Pasco County has strict ordinances against temporary signs, but the proliferation of tall advertising flags known as “feather signs” has some county commissioners looking to make those ordinances even more restrictive.
However, Pasco County commissioners said they would wait at least long enough for the homebuilding community to weigh in — an industry that heavily depends on such temporary advertisement.
“We’re hoping that you’ll allow us to put together a policy that provides us a pathway for compliance,” said Jennifer Doerfel, executive vice president of the Tampa Bay Builders Association, which represents homebuilders locally. “We do not want to see blight, and we certainly don’t want to see tattered signs, and we’re part of this community, too. We want to make sure this looks great, because that’s what attracts buyers to our homes.”
The signs have become common in front of businesses, especially on U.S. 41 through the center part of Pasco, where retailers fight to grab attention from a heavily traveled highway artery. They are usually anchored into the ground like flags, and are noticeable by how they freely flap in the wind.
Pasco typically requires a temporary sign permit and a limit for how long they can be displayed. However, the signs usually addressed in that ordinance have been temporary banners, which are typically secured on all sides. Feather signs have been virtually overlooked by the ordinance, and county officials are suggesting implementing an outright ban on those types of signs.
“Feather banners have two key issues, one being the visual impact,” said Rebecca Stonefield of the county’s planning and development department. “There are also general safety concerns associated with them. If they are not anchored appropriately, they could fly out and become a hazard.”
The planning and development department recommended not including the feather signs with other temporary signs the county allows. However, that could create some legal problems for the county in how a court might differentiate between the types of signs.
“Do you believe that it’s defensible, to attempt to defend in court, the difference between a banner and a feather banner?” Commissioner Ted Schrader asked. “I see it as being the same thing.”
County attorney Jeffrey Steinsnyder disagreed, however.
“They are two different styles of advertising, and there is a physical difference,” he said. “It’s easy to define.”
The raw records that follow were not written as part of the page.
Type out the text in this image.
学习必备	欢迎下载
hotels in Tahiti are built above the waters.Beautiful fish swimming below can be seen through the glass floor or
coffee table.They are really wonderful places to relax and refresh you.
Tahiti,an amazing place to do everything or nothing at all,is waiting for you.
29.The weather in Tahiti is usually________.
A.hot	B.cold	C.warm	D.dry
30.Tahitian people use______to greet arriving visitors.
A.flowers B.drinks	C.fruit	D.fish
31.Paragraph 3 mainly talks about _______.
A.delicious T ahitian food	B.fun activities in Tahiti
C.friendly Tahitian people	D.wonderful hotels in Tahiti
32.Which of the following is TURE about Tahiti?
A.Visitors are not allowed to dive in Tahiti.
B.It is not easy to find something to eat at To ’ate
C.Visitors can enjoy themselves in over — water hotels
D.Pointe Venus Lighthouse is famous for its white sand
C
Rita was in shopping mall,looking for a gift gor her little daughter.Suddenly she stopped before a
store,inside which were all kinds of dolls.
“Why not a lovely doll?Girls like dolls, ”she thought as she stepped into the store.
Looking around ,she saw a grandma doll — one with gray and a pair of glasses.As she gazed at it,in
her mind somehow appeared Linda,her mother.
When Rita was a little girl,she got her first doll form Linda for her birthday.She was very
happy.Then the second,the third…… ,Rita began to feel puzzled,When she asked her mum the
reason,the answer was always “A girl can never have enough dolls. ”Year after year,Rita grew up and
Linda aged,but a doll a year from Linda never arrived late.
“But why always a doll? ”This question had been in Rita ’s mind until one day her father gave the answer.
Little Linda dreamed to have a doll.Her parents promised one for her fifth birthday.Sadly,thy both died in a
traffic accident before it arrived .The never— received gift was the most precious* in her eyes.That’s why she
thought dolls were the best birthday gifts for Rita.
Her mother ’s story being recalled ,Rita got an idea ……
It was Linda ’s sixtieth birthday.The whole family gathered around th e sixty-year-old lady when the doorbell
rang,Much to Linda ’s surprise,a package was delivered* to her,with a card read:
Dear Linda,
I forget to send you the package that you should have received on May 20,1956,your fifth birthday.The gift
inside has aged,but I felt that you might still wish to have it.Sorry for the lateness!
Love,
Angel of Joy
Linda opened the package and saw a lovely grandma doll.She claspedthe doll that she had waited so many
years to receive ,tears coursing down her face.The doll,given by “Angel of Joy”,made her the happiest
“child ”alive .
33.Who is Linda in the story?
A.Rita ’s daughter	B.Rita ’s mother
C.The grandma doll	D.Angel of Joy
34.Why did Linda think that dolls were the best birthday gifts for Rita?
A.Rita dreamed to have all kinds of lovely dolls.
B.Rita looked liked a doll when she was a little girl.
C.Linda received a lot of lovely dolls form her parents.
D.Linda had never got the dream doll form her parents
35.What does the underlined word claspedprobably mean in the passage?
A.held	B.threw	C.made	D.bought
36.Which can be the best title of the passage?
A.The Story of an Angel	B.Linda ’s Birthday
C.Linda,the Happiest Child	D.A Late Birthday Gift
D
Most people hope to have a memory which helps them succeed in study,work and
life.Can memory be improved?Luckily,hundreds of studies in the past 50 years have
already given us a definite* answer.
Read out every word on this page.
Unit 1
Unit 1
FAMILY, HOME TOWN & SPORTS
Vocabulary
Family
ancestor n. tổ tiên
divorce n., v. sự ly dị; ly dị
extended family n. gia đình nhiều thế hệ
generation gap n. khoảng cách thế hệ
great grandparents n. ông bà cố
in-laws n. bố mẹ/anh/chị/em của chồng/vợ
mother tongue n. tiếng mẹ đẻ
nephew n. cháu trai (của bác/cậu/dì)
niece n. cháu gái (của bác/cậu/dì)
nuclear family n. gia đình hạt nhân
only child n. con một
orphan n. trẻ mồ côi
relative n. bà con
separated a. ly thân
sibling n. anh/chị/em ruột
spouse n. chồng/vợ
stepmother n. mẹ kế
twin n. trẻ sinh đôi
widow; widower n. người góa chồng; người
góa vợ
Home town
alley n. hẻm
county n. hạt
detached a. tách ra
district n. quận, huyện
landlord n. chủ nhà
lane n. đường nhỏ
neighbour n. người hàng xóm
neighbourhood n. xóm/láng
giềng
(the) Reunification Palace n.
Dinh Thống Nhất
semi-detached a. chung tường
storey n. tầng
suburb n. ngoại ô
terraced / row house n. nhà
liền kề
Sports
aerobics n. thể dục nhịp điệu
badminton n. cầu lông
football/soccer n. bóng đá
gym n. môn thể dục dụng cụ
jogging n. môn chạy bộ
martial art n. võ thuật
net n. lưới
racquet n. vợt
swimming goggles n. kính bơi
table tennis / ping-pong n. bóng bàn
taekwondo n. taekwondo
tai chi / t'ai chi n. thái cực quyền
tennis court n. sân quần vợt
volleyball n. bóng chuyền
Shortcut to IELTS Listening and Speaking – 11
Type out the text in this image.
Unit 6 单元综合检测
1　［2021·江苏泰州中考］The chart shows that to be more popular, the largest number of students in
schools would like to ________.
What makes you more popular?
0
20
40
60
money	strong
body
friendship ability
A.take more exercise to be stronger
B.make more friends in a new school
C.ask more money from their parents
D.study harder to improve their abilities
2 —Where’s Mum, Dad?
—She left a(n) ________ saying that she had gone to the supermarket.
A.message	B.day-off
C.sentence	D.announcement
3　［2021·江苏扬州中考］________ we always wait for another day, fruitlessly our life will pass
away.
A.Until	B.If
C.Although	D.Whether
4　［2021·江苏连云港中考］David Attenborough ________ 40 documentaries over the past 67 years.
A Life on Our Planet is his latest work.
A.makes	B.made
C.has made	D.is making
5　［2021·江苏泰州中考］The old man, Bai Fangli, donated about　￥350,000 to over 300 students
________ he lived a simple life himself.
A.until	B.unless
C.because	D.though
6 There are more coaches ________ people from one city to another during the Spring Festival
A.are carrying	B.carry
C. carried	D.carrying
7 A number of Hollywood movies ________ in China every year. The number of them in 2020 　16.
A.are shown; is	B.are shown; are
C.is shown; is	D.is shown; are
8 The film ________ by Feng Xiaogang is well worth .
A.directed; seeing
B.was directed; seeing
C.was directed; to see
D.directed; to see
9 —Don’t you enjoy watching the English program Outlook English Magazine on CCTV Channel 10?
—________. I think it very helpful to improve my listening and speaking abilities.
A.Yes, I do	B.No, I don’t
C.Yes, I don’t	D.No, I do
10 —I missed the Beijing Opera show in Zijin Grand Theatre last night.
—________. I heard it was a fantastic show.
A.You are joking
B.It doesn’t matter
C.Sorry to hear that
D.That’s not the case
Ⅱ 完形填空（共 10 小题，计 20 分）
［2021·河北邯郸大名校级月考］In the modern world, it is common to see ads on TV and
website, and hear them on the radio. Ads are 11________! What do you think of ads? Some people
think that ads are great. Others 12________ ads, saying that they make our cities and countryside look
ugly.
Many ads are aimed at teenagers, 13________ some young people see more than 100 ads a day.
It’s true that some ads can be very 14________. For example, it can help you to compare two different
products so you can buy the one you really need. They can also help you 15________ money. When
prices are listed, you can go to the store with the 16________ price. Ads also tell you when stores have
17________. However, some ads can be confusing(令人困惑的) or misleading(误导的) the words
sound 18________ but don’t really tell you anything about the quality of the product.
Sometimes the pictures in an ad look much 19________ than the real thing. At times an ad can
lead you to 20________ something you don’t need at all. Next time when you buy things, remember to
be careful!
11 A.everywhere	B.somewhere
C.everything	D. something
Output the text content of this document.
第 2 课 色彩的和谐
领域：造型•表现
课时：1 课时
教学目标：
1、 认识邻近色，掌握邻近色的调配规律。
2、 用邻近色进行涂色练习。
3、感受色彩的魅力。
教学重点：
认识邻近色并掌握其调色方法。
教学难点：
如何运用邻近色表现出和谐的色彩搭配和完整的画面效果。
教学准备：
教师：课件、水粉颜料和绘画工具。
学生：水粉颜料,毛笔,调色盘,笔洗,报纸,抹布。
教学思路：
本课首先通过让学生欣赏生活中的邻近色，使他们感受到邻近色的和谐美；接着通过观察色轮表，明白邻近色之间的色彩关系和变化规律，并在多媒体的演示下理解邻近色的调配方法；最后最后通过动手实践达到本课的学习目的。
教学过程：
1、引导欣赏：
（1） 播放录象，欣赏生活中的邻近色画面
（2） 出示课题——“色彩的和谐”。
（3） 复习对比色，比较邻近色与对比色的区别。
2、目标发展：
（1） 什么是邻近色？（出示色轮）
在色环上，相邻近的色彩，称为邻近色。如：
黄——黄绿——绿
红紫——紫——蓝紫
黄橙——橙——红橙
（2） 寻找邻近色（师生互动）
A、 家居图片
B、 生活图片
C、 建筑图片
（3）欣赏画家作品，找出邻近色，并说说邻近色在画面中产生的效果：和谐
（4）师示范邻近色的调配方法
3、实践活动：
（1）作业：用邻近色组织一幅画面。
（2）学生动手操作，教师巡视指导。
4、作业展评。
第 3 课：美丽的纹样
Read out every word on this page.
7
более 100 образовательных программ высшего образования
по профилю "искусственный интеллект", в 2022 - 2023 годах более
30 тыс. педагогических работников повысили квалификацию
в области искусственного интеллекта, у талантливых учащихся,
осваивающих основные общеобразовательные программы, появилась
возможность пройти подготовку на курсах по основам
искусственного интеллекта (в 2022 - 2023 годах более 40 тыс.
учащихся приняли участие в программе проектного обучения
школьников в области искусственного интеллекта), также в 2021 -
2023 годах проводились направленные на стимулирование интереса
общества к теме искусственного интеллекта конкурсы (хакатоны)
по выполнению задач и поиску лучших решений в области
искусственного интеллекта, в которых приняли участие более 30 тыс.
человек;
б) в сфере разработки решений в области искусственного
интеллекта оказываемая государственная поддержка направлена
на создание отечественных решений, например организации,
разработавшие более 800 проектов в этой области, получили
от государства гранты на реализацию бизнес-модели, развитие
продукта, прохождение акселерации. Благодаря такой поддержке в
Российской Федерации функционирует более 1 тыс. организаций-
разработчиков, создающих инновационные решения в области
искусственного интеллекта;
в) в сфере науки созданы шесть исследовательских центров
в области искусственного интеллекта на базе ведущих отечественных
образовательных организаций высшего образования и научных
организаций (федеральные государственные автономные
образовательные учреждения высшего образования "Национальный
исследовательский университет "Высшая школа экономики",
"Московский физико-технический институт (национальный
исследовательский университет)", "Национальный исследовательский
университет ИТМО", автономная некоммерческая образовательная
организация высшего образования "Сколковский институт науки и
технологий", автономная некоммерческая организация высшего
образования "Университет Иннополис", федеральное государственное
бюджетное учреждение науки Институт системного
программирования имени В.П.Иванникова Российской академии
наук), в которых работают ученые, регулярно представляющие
Pasco is a community with hundreds of new homes under construction, many in growing communities. The builders depend on attracting attention from the main road, especially since their product might not be as apparent because it is hidden inside a neighborhood, Doerfel said.
“The reason that you see as many feather signs as you do is that it is the last option that we have to be compliant with the sign ordinance,” Doerfel said, referring to the quantity and time limits for temporary banners. “We have to be able to attract people to our communities, and most of these communities are not even on the GPS. Most of the people are finding model centers through signs.”
Mike Southward, the local division president of Beazer Homes, said unlike standard retailers, homebuilders typically don’t jump onto the radar of someone looking for a new house until after they are inside a neighborhood they want to move to.
“If you look into the buyer’s psyche, they do a lot of research when buying a home,” he said. “They look for things like schools and shopping and lifestyle, and they will go and drive around.”
It’s not until they start driving the area that they start looking for builders and communities, and that’s where having good signage helps get their attention, Southward said.
“If we don’t have an opportunity to direct them into our communities, we lost an opportunity to gain a customer,” he said.
How the county handles signs in the near future is something the commission should explore slowly and deliberately, Commissioner Pat Mulieri said.
“We receive tons of email, and we’re pushing the idea that we want to be premier,” she said. “We don’t want to be shoddy looking, but we also want business, who are also applauding the fact that now we have people buying houses. I don’t know what the problem would be to put this off for a month or six weeks to get other ideas and work from there.”
The commission will look at a potential revision of the temporary sign ordinance again at its July 22 meeting.